Ich habe deshalb eigentlich ab dem ersten Tag meiner politischen Karriere dafür gestritten, dass wir unser Staatsangehörigkeitsrecht ändern und modernisieren. Und die rot-grüne Bundesregierung packte das im Jahr 2000 mit der Gesetzesänderung zur Einführung des Geburtsortsprinzips an: Wer in Deutschland geboren wird, aber ausländische Eltern hat, sollte fortan dennoch unter bestimmten Bedingungen deutscher Staatsbürger sein können. Das war damals ein riesiger Schritt. Allerdings mit einem schlechten Kompromiss: die Optionspflicht, die es jungen Menschen auferlegte, bis zur Volljährigkeit zwischen der deutschen und der ausländischen Staatsbürgerschaft zu wählen. Eine wirklich sonderbare Regelung, die wir auf mein Betreiben hin im Jahr 2014 weitgehend abgeschafft haben: Endlich können viele junge Menschen die doppelte Staatsbürgerschaft ein Leben lang behalten. Ich denke, dass diese Entwicklungen den großen Streit und all die Auseinandersetzungen wert waren – auch wenn ein Wehmutstropfen bleibt: Denn natürlich hätte es Sinn gemacht, die gesetzliche Neuregelung zur Hinnahme der doppelten Staatsangehörigkeit auch für die zweite Generation (also für die Eltern der Optionspflichtigen) zu ermöglichen. Die zweite Generation ist diejenige, die den Spagat zwischen Elternhaus und Gesellschaft vollzogen hat, die übersetzt hat für die eigenen Eltern – und zwar nicht nur sprachlich. Es ist eine riesige Herausforderung für junge Menschen, eine solche Situation zu meistern, aber sie hat natürlich auch unglaublich schöne Seiten: Von vornherein verschiedene Kulturen zu kennen und Sprachen zu verstehen, ist ein innerer Reichtum, den einem niemand nehmen kann.

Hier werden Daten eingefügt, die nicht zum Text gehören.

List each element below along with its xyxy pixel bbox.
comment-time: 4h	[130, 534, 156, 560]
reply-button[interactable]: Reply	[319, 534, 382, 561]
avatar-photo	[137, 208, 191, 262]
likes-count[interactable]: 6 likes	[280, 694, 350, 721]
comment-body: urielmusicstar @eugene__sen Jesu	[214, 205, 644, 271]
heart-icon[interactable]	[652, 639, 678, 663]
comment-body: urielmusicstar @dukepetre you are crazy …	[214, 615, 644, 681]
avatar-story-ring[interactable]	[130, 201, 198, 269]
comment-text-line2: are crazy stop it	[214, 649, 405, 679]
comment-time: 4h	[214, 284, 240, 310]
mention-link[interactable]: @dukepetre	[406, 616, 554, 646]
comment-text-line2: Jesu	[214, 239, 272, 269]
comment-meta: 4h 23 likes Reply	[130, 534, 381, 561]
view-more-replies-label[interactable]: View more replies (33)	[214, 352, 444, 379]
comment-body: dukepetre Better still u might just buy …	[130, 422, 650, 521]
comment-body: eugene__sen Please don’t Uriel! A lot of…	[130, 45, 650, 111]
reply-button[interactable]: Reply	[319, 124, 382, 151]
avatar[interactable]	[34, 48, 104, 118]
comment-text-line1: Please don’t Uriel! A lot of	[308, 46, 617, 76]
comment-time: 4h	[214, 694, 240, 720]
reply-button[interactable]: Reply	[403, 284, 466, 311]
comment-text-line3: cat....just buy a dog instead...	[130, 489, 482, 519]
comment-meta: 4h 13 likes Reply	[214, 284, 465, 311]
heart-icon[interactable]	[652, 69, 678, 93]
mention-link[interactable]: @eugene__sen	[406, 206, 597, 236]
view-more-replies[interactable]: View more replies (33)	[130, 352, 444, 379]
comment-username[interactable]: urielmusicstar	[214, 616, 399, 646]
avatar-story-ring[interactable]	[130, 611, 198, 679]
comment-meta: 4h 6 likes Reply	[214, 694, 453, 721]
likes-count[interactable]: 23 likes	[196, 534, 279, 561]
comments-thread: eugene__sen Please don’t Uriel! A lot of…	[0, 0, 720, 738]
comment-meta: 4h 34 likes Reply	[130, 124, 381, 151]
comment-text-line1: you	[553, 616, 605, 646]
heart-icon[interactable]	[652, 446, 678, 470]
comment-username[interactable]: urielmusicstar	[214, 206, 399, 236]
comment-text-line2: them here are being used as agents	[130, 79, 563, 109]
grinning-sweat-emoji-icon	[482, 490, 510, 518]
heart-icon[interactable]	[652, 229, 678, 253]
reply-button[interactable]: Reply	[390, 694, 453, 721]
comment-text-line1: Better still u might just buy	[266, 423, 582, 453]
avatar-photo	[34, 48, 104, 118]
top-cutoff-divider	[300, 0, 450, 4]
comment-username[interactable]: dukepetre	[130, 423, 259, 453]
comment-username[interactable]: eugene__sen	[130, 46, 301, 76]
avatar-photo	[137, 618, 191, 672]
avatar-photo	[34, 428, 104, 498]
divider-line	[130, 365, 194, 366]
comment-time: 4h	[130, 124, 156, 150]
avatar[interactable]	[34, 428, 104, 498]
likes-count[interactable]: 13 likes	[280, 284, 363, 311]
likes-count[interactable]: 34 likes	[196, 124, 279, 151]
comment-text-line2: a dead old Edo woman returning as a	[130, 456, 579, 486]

[…] Ich denke, dass es gerade in Zeiten hoher Flüchtlingszahlen wichtig ist, Haltung zu zeigen: Wir sind heute ein wohlhabendes, weltoffenes Land – übrigens auch dank der Einwanderung in den letzten Jahrzehnten. Und wir stehen auch wegen unserer historischen Verantwortung dazu, Menschen, die vor Krieg, Terror und Verfolgung fliehen, Schutz zu gewähren. Außerdem wollen wir die Fehler, die wir in der Vergangenheit bei der Gastarbeiter-Anwerbung gemacht haben, nicht wiederholen: Wer absehbar länger im Land bleibt, muss sofort Angebote zur Integration bekommen.

Ein Freund schrieb mir vor kurzem, er sei in die USA ausgewandert, weil er es nicht mehr ertragen konnte, immer „der Türke“ in Deutschland zu sein. Einige tausend junge Menschen versuchen jedes Jahr ihr Glück in anderen Ländern – auch in der Heimat ihrer Eltern, zum Beispiel in der Türkei. Aber diejenigen, die hier sind, übernehmen eben auch zunehmend Verantwortung, und ich bin froh, dass die Zahl derer, die zumindest einen biografischen Bezug zum Thema Integration haben, mittlerweile auch den Weg in die Behörden, in die Landesparlamente und in den Deutschen Bundestag finden. Der Weg ist manchmal steinig, aber er ist nicht unmöglich und gelingt immer öfter – das zeigen die Biografien in diesem Buch!

Die Auszüge stammen aus dem Kapitel „Wir sind schon längst da!“ von Aydan Özoğuz. Der Sammelband „Politik ohne Grenzen. Migrationsgeschichten aus dem Deutschen Bundestag“ ist Ende Oktober im B&S Siebenhaar Verlag erschienen. Autorinnen und Autoren wie Cem Özdemir, Azize Tank, Alexander Radwan, Katarina Barley, Gitta Connemann und Herausgeber Özcan Mutlu erzählen darin von ihren persönlichen Lebenswegen und Erfahrungen als Abgeordnete.